Floodproofing
In general, floodproofing is the implementation of structural and non-structural methods to reduce flood damage to a structure, its contents, and related utilities and equipment. The object is to minimize both hydrodynamic and hydrostatic pressures of floodwaters against the walls of a structure—‘hydrodynamic’ referring to the force of moving water and ‘hydrostatic’ to the weight and pressure of still water.
FEMA Technical Bulletin 3, Non-residential Floodproofing–Requirements and Certification for Buildings Located in Special Flood Hazard Areas, identifies some of the minimum engineering considerations that may limit use of dry floodproofing.

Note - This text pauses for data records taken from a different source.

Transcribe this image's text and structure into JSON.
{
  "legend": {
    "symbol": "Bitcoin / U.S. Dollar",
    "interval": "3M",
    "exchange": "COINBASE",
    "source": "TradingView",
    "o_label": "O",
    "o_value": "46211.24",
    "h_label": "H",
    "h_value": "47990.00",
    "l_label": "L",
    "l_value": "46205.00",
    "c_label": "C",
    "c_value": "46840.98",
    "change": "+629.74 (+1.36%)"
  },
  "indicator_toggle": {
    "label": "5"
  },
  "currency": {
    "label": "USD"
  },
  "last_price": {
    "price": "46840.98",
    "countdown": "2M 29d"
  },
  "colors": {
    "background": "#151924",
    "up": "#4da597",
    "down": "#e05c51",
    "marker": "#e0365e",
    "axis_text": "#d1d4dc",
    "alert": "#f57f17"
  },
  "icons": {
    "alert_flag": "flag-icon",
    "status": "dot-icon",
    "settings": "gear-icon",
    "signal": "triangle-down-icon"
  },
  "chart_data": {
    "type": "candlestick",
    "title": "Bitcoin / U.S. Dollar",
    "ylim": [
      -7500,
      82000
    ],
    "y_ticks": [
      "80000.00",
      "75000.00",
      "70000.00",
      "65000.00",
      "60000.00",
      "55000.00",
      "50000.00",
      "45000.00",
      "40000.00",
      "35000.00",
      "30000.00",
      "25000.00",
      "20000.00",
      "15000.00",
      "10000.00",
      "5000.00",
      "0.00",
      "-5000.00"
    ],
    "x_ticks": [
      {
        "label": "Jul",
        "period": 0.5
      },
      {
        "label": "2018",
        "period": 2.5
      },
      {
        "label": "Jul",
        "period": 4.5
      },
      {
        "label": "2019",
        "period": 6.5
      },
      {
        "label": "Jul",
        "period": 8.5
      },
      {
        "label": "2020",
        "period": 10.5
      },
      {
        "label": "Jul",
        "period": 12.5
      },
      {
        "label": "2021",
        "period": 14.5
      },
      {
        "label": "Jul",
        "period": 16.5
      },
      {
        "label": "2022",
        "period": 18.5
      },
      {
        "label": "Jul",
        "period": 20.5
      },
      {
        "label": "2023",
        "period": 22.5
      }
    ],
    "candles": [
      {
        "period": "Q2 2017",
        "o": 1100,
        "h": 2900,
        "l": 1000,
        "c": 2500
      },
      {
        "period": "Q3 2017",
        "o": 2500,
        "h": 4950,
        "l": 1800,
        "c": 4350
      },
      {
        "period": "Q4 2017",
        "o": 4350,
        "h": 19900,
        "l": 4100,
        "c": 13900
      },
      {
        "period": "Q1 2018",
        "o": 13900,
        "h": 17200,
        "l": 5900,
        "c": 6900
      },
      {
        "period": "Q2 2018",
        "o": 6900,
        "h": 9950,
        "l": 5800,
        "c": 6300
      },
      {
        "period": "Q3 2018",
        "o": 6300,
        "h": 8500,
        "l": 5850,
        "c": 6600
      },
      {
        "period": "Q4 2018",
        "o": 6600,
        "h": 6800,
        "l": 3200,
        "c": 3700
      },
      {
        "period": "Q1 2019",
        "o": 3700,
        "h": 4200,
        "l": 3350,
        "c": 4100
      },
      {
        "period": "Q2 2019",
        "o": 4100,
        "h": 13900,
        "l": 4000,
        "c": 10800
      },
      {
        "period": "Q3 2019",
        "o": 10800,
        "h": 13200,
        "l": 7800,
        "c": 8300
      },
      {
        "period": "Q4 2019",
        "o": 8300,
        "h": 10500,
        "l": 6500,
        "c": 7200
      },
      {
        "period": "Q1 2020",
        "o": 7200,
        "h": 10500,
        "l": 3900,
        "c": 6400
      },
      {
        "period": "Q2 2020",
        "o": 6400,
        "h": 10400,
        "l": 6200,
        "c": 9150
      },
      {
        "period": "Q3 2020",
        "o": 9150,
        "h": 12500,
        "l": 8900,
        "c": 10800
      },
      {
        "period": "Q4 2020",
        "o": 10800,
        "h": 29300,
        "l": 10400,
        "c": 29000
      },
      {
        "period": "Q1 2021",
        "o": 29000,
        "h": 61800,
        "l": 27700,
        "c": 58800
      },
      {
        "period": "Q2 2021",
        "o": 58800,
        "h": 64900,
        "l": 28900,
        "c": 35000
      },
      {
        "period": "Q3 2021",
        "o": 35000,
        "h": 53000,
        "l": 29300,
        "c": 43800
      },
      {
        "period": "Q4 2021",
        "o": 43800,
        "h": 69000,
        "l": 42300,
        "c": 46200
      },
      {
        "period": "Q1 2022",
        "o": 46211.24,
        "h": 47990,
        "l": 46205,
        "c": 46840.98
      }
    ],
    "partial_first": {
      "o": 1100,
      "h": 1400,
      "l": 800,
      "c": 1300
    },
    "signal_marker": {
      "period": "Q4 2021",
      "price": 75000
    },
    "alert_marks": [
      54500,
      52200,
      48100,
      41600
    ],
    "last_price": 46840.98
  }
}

These include a requirement to make the building watertight to the floodproof design elevation, being at least to BFE (the established height the one-percent annual chance flood event is predicted to reach or exceed), but generally a minimum of 0.3 m (1 ft) above that level as freeboard (safety factor) is required for NFIP rating purposes.
However, all of a dry-floodproofed building’s structural components must be able to resist hydrostatic and hydrodynamic flood forces, buoyancy, and debris impact forces. Further, dry floodproofing more than 0.9 m (3 ft) in height represents a greater risk to the structure and can result in higher flood insurance rates. Together, additional cost for dry floodproofing materials and higher insurance rates can make this a cost-prohibitive mitigation technique.
At a little over 993 kg/m3 (62 pcf), water can exert far greater hydrostatic pressure than a building can structurally withstand. For this reason, wet floodproofing is sometimes a wiser method for maintaining structural integrity, rather than attempting to seal out floodwater. Wet floodproofing allows floodwaters to enter buildings, reducing and relieving hydrostatic pressures by equalizing interior and exterior water levels during a flood.
ASCE 24 defines wet floodproofing as a method:
that relies on the use of flood-damage-resistant materials and construction techniques to minimize flood damages to areas below the DFE of a structure intentionally allowed to flood [italics omitted].
The Design Flood Elevation (DFE) represents the height of flood waters as calculated for the design flood, which is either the designated Base Flood Elevation shown on a community’s FIRM or, when available, the elevation to which the community has determined the lowest floor of all structures within the SFHA must be elevated to add freeboard to the BFE and proactively exceed the requirements of 44 CFR 60.3(c). When higher than base, employing the design flood elevation provides a modicum of additional protection when flood heights exceed projections, along with the added benefit of reduced insurance rates.
There are two FEMA guidance documents that directly address wet floodproofing:
- Technical Bulletin 7, Wet Floodproofing Requirements for Structures Located in Special Flood Hazard; and
- Technical Bulletin 1, Openings in Foundation Walls and Walls of Enclosures Below Elevated Buildings in Special Flood Hazard Areas
Wet floodproofing, like dry floodproofing, may be used in non-coastal A-type flood zones. While it is strongly recommended structures in coastal A-zones be built to meet V-zone requirements (including requirements for breakaway walls), NFIP regulations also require flood openings in walls surrounding enclosures below elevated buildings in coastal A-zones. Per FEMA Technical Bulletin 9, Design and Construction Guidance for Breakaway Walls for Elevated Buildings Located in Coastal High Hazard Areas:
Breakaway walls used in CAZs [i.e. coastal A-zones] must have flood openings that allow for the automatic entry and exit of floodwaters to minimize damage caused by hydrostatic loads. Openings also function during smaller storms or if anticipated wave loading does not occur with the base flood.
While technically allowable in V-zones, enclosures that are 28 m2 (300 sf) or larger beneath elevated structures will result in higher flood insurance premiums.

Building standards
Building standards established in Chapter 16 of IBC and in ASCE 24 reflect and support the minimum floodproofing and construction criteria established by FEMA’s regulations and Technical Bulletins.
Addressing use of specific materials and construction methods, IBC provides a model code and minimum standards for building materials, building structure, safeguarding of public health, safety, and general welfare of occupants. It applies to all occupancies, including commercial and non-residential structures as well as one- and two-family dwellings and townhouses that are not within the scope of the International Residential Code (IRC). Of most relevance to the current topic are Chapter 16, “Structural Design” (particularly structural loads, including from flooding) and Appendix G, “Flood-resistant Construction.” Under the former, Section 1612, “Flood Loads:”
- requires communities to adopt maps of flood hazard areas (which, incidentally, provide public notice of where regulations will apply and support municipal floodplain management decisions);
- recommends implementation of design flood elevations to raise lowest floors above base flood elevations;
- establishes ASCE 24 as one of the primary guidance documents for design and construction within the SFHA; and
- mandates registered design professionals provide flood hazard documentation, including elevation of lowest floor and certifications regarding floodproofing and construction design to safeguard the structure from flood hazards.